Dear Waggoner,
The following is a copy of the email I sent to the Farmed and Dangerous organization (farmedanddangerous.org, very informative). In the grand scheme of things my little pet peeve is meaningless, I know. But please give it just a little bit of thought.
Thanks,
—Scott
P.S. I love the Waggoner! A new one every year!
Dear Farmed and Dangerous,
I just returned from my first visit to the Broughton Archipelago in British Colombia. It was beautiful of course and I was, for the most part able to overlook the logging scars but I was completely unprepared for the fish farms. Again and again I would be coming around another pristine fiord-like bend and instead of seeing a magnificent work of nature I see another fish farm. Where before I had never given them any thought, I began to hate them.
After seeing a “Farmed and Dangerous” sticker on a fishing boat I looked up your website when I returned home and found many other reasons not to like fish farms. One thing I very much resent is the term “aquaculture.” If they were growing eel grass or bull kelp the term would be accurate but they are not. They are farming fish. We say “dairy farm", feed lot, pig farm, cattle ranch, etc., not "terraculture.” If your organization sold bumper stickers that said “It’s Not ‘Aquaculture’—It’s a Fish Farm” I’d buy a few.

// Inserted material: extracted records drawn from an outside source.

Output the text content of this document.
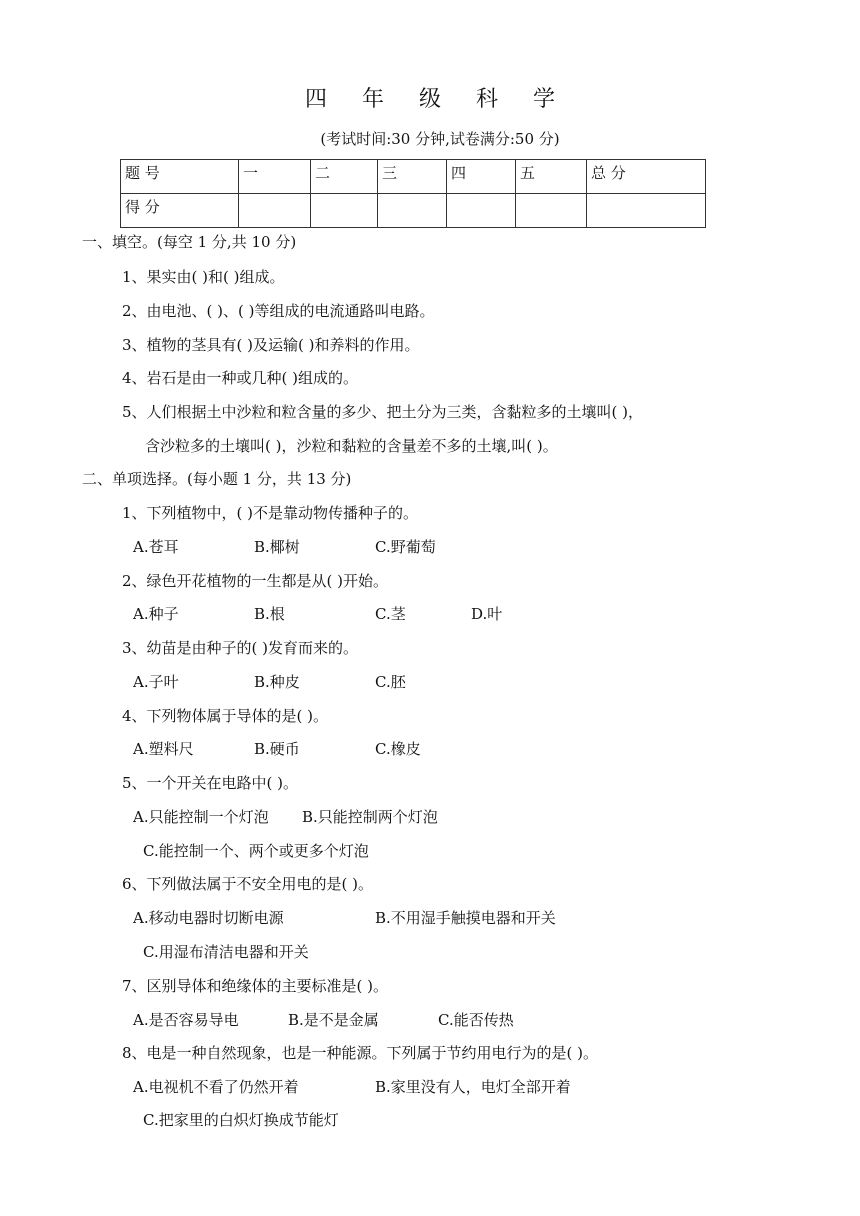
四 年 级 科 学
(考试时间:30 分钟,试卷满分:50 分)
题 号	一	二	三	四	五	总 分
得 分						
一、填空。(每空 1 分,共 10 分)
1、果实由( )和( )组成。
2、由电池、( )、( )等组成的电流通路叫电路。
3、植物的茎具有( )及运输( )和养料的作用。
4、岩石是由一种或几种( )组成的。
5、人们根据土中沙粒和粒含量的多少、把土分为三类，含黏粒多的土壤叫( )，
含沙粒多的土壤叫( )，沙粒和黏粒的含量差不多的土壤,叫( )。
二、单项选择。(每小题 1 分，共 13 分)
1、下列植物中，( )不是靠动物传播种子的。
A.苍耳	B.椰树	C.野葡萄
2、绿色开花植物的一生都是从( )开始。
A.种子	B.根	C.茎	D.叶
3、幼苗是由种子的( )发育而来的。
A.子叶	B.种皮	C.胚
4、下列物体属于导体的是( )。
A.塑料尺	B.硬币	C.橡皮
5、一个开关在电路中( )。
A.只能控制一个灯泡 B.只能控制两个灯泡
C.能控制一个、两个或更多个灯泡
6、下列做法属于不安全用电的是( )。
A.移动电器时切断电源	B.不用湿手触摸电器和开关
C.用湿布清洁电器和开关
7、区别导体和绝缘体的主要标准是( )。
A.是否容易导电	B.是不是金属	C.能否传热
8、电是一种自然现象，也是一种能源。下列属于节约用电行为的是( )。
A.电视机不看了仍然开着	B.家里没有人，电灯全部开着
C.把家里的白炽灯换成节能灯
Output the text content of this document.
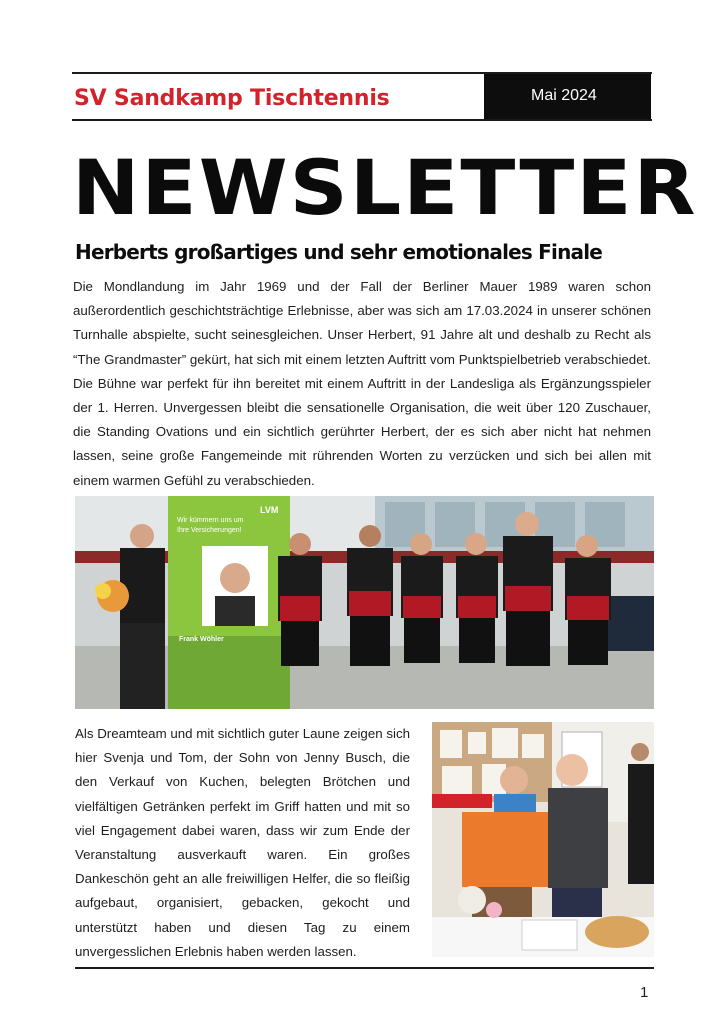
SV Sandkamp Tischtennis	Mai 2024
NEWSLETTER
Herberts großartiges und sehr emotionales Finale
Die Mondlandung im Jahr 1969 und der Fall der Berliner Mauer 1989 waren schon außerordentlich geschichtsträchtige Erlebnisse, aber was sich am 17.03.2024 in unserer schönen Turnhalle abspielte, sucht seinesgleichen. Unser Herbert, 91 Jahre alt und deshalb zu Recht als “The Grandmaster” gekürt, hat sich mit einem letzten Auftritt vom Punktspielbetrieb verabschiedet. Die Bühne war perfekt für ihn bereitet mit einem Auftritt in der Landesliga als Ergänzungsspieler der 1. Herren. Unvergessen bleibt die sensationelle Organisation, die weit über 120 Zuschauer, die Standing Ovations und ein sichtlich gerührter Herbert, der es sich aber nicht hat nehmen lassen, seine große Fangemeinde mit rührenden Worten zu verzücken und sich bei allen mit einem warmen Gefühl zu verabschieden.
Wir kümmern uns um
Ihre Versicherungen!
LVM
Frank Wöhler
Als Dreamteam und mit sichtlich guter Laune zeigen sich hier Svenja und Tom, der Sohn von Jenny Busch, die den Verkauf von Kuchen, belegten Brötchen und vielfältigen Getränken perfekt im Griff hatten und mit so viel Engagement dabei waren, dass wir zum Ende der Veranstaltung ausverkauft waren. Ein großes Dankeschön geht an alle freiwilligen Helfer, die so fleißig aufgebaut, organisiert, gebacken, gekocht und unterstützt haben und diesen Tag zu einem unvergesslichen Erlebnis haben werden lassen.
1
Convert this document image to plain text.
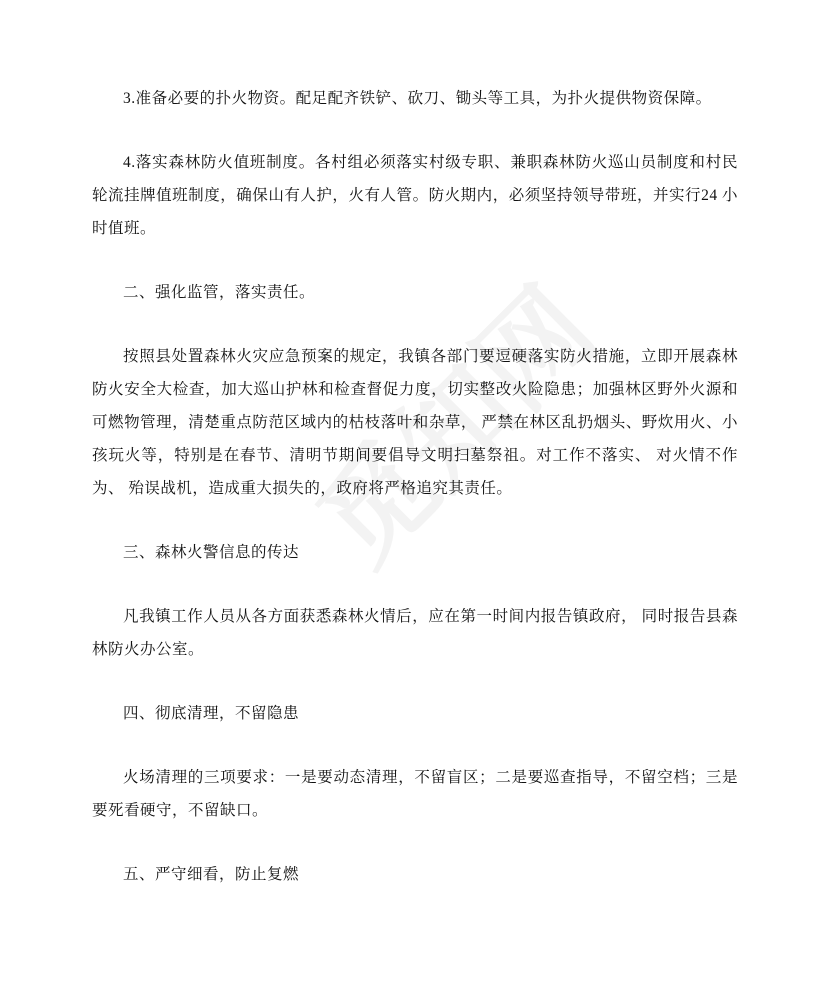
3.准备必要的扑火物资。配足配齐铁铲、砍刀、锄头等工具，为扑火提供物资保障。

4.落实森林防火值班制度。各村组必须落实村级专职、兼职森林防火巡山员制度和村民轮流挂牌值班制度，确保山有人护，火有人管。防火期内，必须坚持领导带班，并实行24 小时值班。

二、强化监管，落实责任。

按照县处置森林火灾应急预案的规定，我镇各部门要逗硬落实防火措施，立即开展森林防火安全大检查，加大巡山护林和检查督促力度，切实整改火险隐患；加强林区野外火源和可燃物管理，清楚重点防范区域内的枯枝落叶和杂草， 严禁在林区乱扔烟头、野炊用火、小孩玩火等，特别是在春节、清明节期间要倡导文明扫墓祭祖。对工作不落实、 对火情不作为、 殆误战机，造成重大损失的，政府将严格追究其责任。

三、森林火警信息的传达

凡我镇工作人员从各方面获悉森林火情后，应在第一时间内报告镇政府， 同时报告县森林防火办公室。

四、彻底清理，不留隐患

火场清理的三项要求：一是要动态清理，不留盲区；二是要巡查指导，不留空档；三是要死看硬守，不留缺口。

五、严守细看，防止复燃
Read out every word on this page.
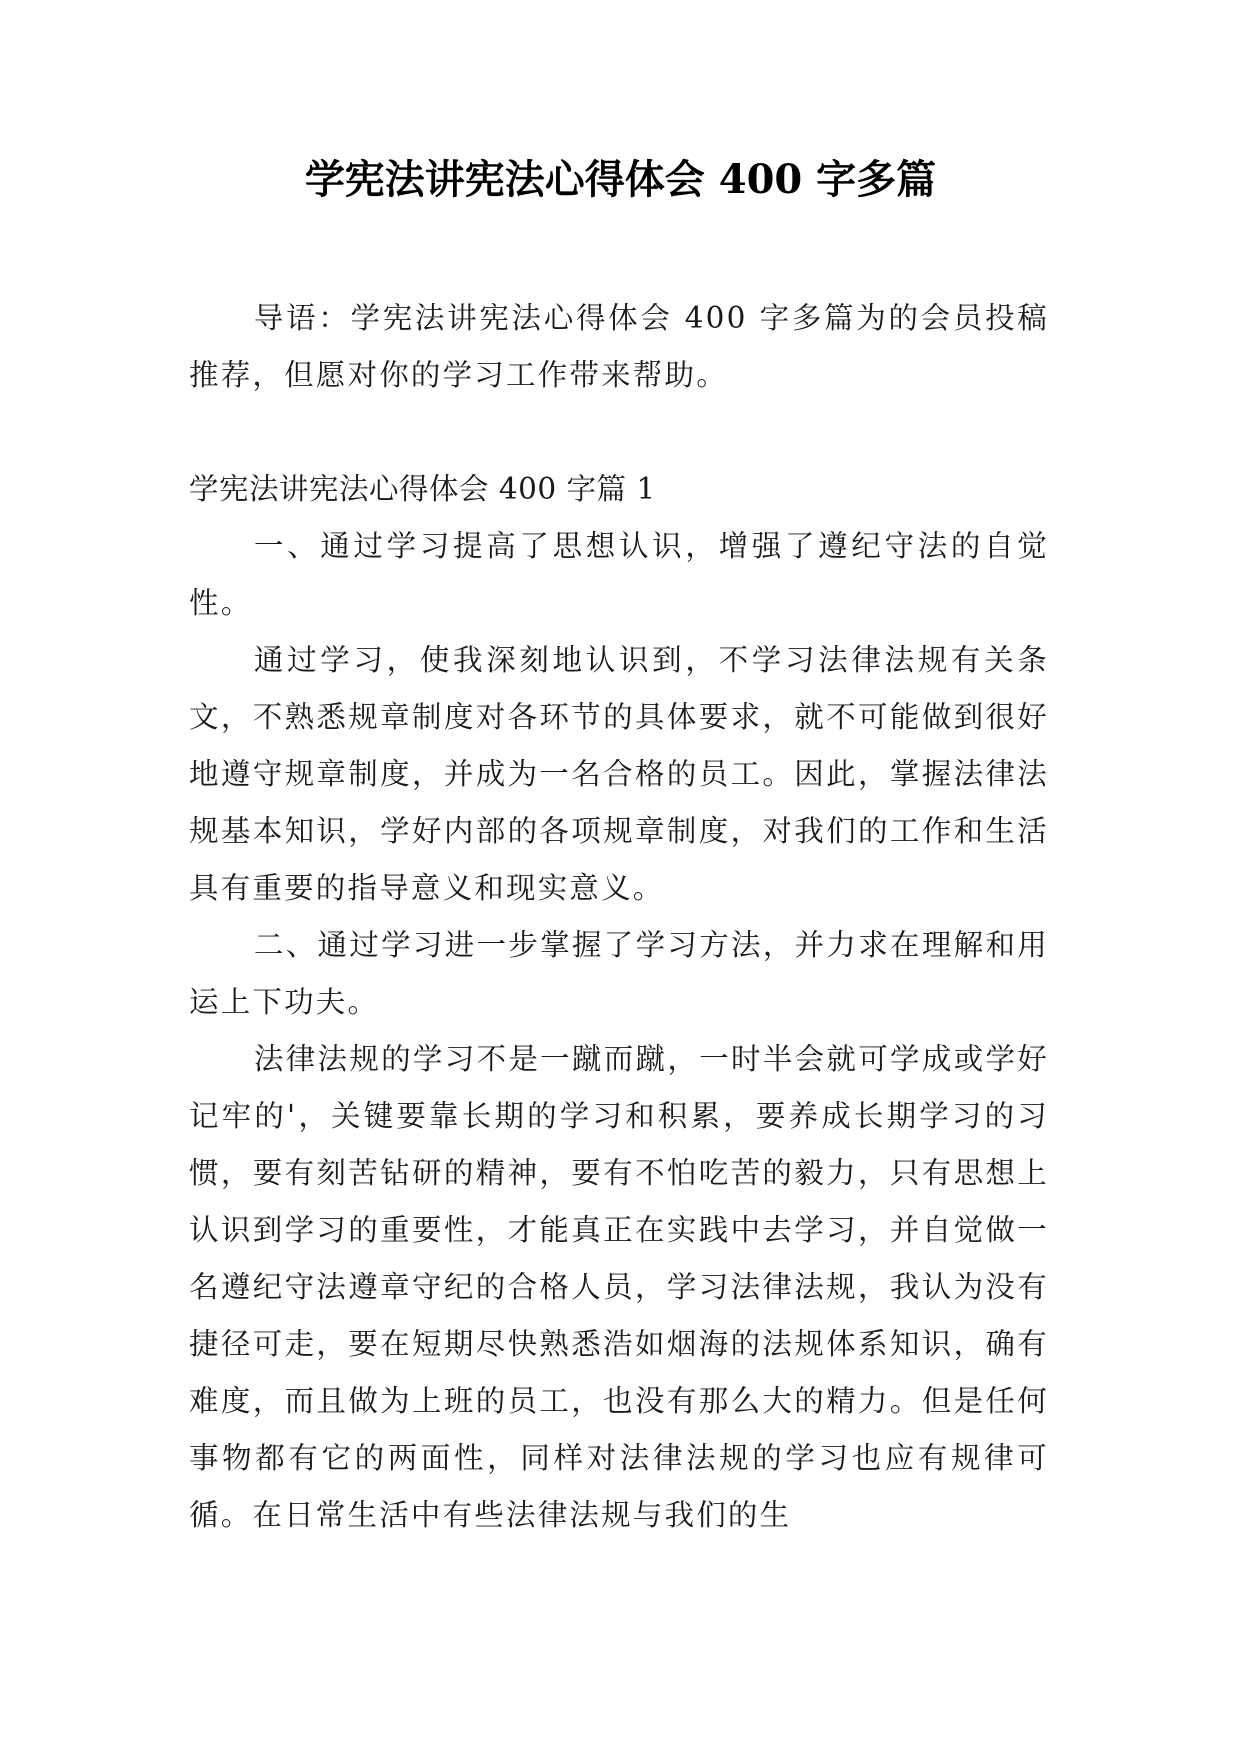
学宪法讲宪法心得体会 400 字多篇

导语：学宪法讲宪法心得体会 400 字多篇为的会员投稿推荐，但愿对你的学习工作带来帮助。

学宪法讲宪法心得体会 400 字篇 1

一、通过学习提高了思想认识，增强了遵纪守法的自觉性。

通过学习，使我深刻地认识到，不学习法律法规有关条文，不熟悉规章制度对各环节的具体要求，就不可能做到很好地遵守规章制度，并成为一名合格的员工。因此，掌握法律法规基本知识，学好内部的各项规章制度，对我们的工作和生活具有重要的指导意义和现实意义。

二、通过学习进一步掌握了学习方法，并力求在理解和用运上下功夫。

法律法规的学习不是一蹴而蹴，一时半会就可学成或学好记牢的'，关键要靠长期的学习和积累，要养成长期学习的习惯，要有刻苦钻研的精神，要有不怕吃苦的毅力，只有思想上认识到学习的重要性，才能真正在实践中去学习，并自觉做一名遵纪守法遵章守纪的合格人员，学习法律法规，我认为没有捷径可走，要在短期尽快熟悉浩如烟海的法规体系知识，确有难度，而且做为上班的员工，也没有那么大的精力。但是任何事物都有它的两面性，同样对法律法规的学习也应有规律可循。在日常生活中有些法律法规与我们的生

Again and again on charts and in cruising guides I’d see the term aquaculture and I’d want them to say Fish Farm. I will be writing to the publisher of Waggoner Cruising Guide Guide and others asking them, in the name of clarity and truth to stop using the propagandic term ‘aquaculture’ and start calling fish farms what they are, fish farms.
Keep up the good work and I will pass along knowledge of your web site whenever the opportunity arises.